A Close Reading of the Extended Possession Statute

Texas' Standard Possession Order sets out when the noncustodial parent has visitation with ("possession of") the children.  By default, the noncustodial parent has visitation with the children on Thursday evenings during the school term between 6:00 p.m. and 8:00 p.m., and on the first, third and (if there is one) fifth weekends throughout the year from 6:00 p.m. Friday to 6:00 p.m. Sunday.

But a noncustodial parent may request alternative times for visitation to occur on Thursdays and on weekends.  According to Texas Family Code section 153.312(a), the noncustodial parent may elect that weekend visitation begin when the child's school is dismissed on Friday.  The noncustodial parent may elect - unless not in the child's best interest - that Thursday visitation begin when school is dismissed and end on Friday when school commences.

What are the results of the alternative visitation times?  Thursdays become overnight visits, and when a Thursday precedes weekend visitation, as a practical matter visitation begins Thursday when school lets out and ends on Sunday at 6:00 p.m.  Thus, a noncustodial parent may have extended weekend visitation.

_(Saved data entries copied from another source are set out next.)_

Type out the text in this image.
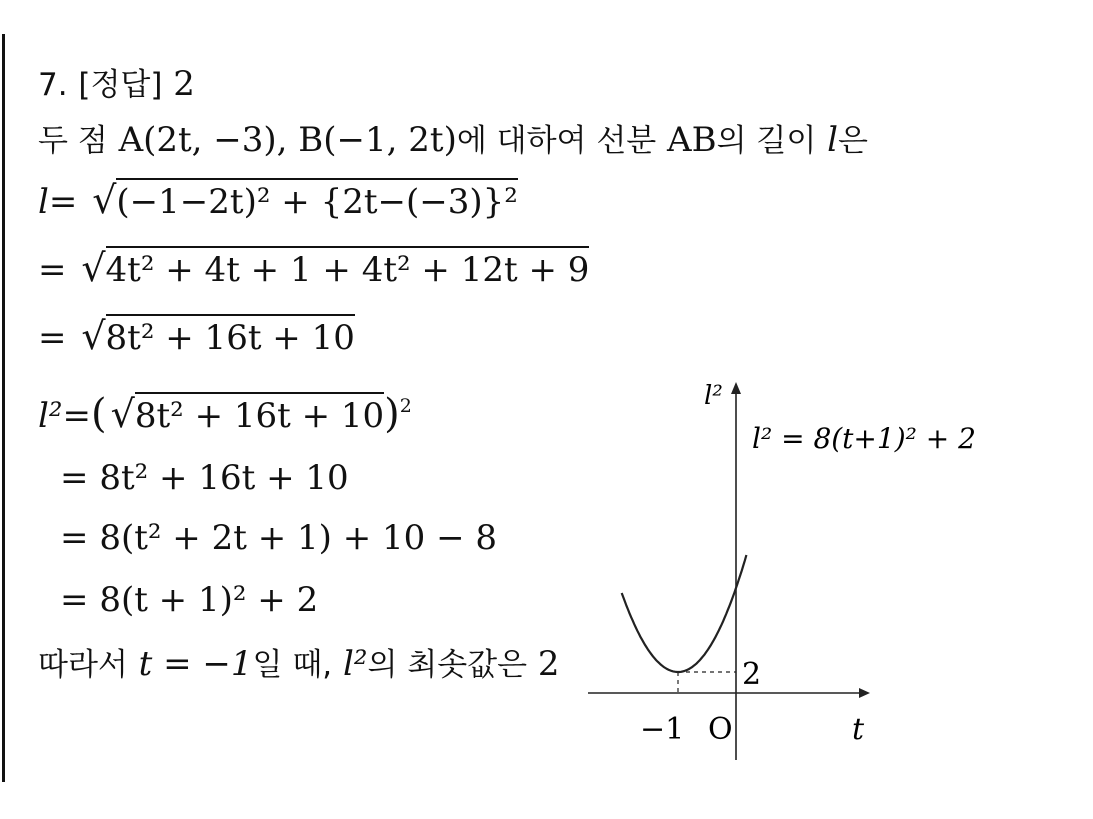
7. [정답] 2
두 점 A(2t, −3), B(−1, 2t)에 대하여 선분 AB의 길이 l은
l= √(−1−2t)² + {2t−(−3)}²
= √4t² + 4t + 1 + 4t² + 12t + 9
= √8t² + 16t + 10
l²=( √8t² + 16t + 10)$^2$
= 8t² + 16t + 10
= 8(t² + 2t + 1) + 10 − 8
= 8(t + 1)² + 2
따라서 t = −1일 때, l²의 최솟값은 2
−1 O
2
t
l²
l² = 8(t+1)² + 2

But this Family Code section, and another one like it - Texas Family Code section 153.317 - require the noncustodial parent to make these elections "before or at the time of" the original court order setting out visitation, or "before or at the time of" any modification order.  A recent Fort Worth Court of Appeals case faced the issue whether a noncustodial parent could ask for these elections by themselves, after a modification order recently had been signed.  The Court held that this parent had lost his opportunity to make these elections because he did not make them before or at the time the court granted the modification order.

Accordingly, a noncustodial parent who wants to elect these alternative visitation times must make these elections "before or at the time of" the divorce, a paternity order or a modification action, or the elections will be considered waived.